Consistent positive cash flow demonstrates that a business can cover expenses, repay debts and invest in operations. Cash flow data helps management to foresee upcoming expenses, and choose the best times to invest or cut back.
When evaluating risk, lenders and investors look for strong cash flow when obtaining loans, negotiating terms or attracting investment. Analysing cash flow can also uncover vulnerabilities. Once businesses identify issues such as slow-paying clients or rising costs, they can take steps to remedy the situation.

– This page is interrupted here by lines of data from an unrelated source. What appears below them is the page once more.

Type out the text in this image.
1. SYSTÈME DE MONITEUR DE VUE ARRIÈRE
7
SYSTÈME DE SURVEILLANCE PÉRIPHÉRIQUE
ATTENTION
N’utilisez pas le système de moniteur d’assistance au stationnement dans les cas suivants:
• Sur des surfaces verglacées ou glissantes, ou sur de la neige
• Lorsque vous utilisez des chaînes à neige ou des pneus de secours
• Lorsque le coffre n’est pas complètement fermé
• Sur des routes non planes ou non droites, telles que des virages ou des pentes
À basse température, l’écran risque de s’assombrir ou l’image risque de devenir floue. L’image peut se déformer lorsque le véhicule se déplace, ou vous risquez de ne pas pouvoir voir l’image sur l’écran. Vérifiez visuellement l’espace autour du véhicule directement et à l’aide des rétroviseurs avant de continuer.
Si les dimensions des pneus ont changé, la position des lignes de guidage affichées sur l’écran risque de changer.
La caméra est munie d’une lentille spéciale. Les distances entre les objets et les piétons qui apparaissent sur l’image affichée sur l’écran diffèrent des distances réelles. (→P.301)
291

How to manage cash flow in a new small business
As a startup or small business, maintaining a steady cash flow can be vital to smooth day-to-day operations. Here are some cash flow strategies to take on board:
Keep accurate records
Track all income and expenses in real time. Accurate bookkeeping ensures you always know your financial position and can spot issues early.
Plan ahead
Anticipate upcoming bills, tax payments, and seasonal changes in sales. Planning helps prevent cash shortages and supports smarter financial decisions.
Invoice quickly
Send invoices promptly and follow up on late payments. The faster money enters the business, the easier it is to maintain positive cash flow.
Regularly update cash flow forecasts
Forecasting helps you predict future cash needs, spot potential gaps, and adjust spending or pricing strategies accordingly.
Build a cash reserve
Having backup funds protects your business from unexpected expenses or temporary drops in revenue, reducing stress and improving resilience.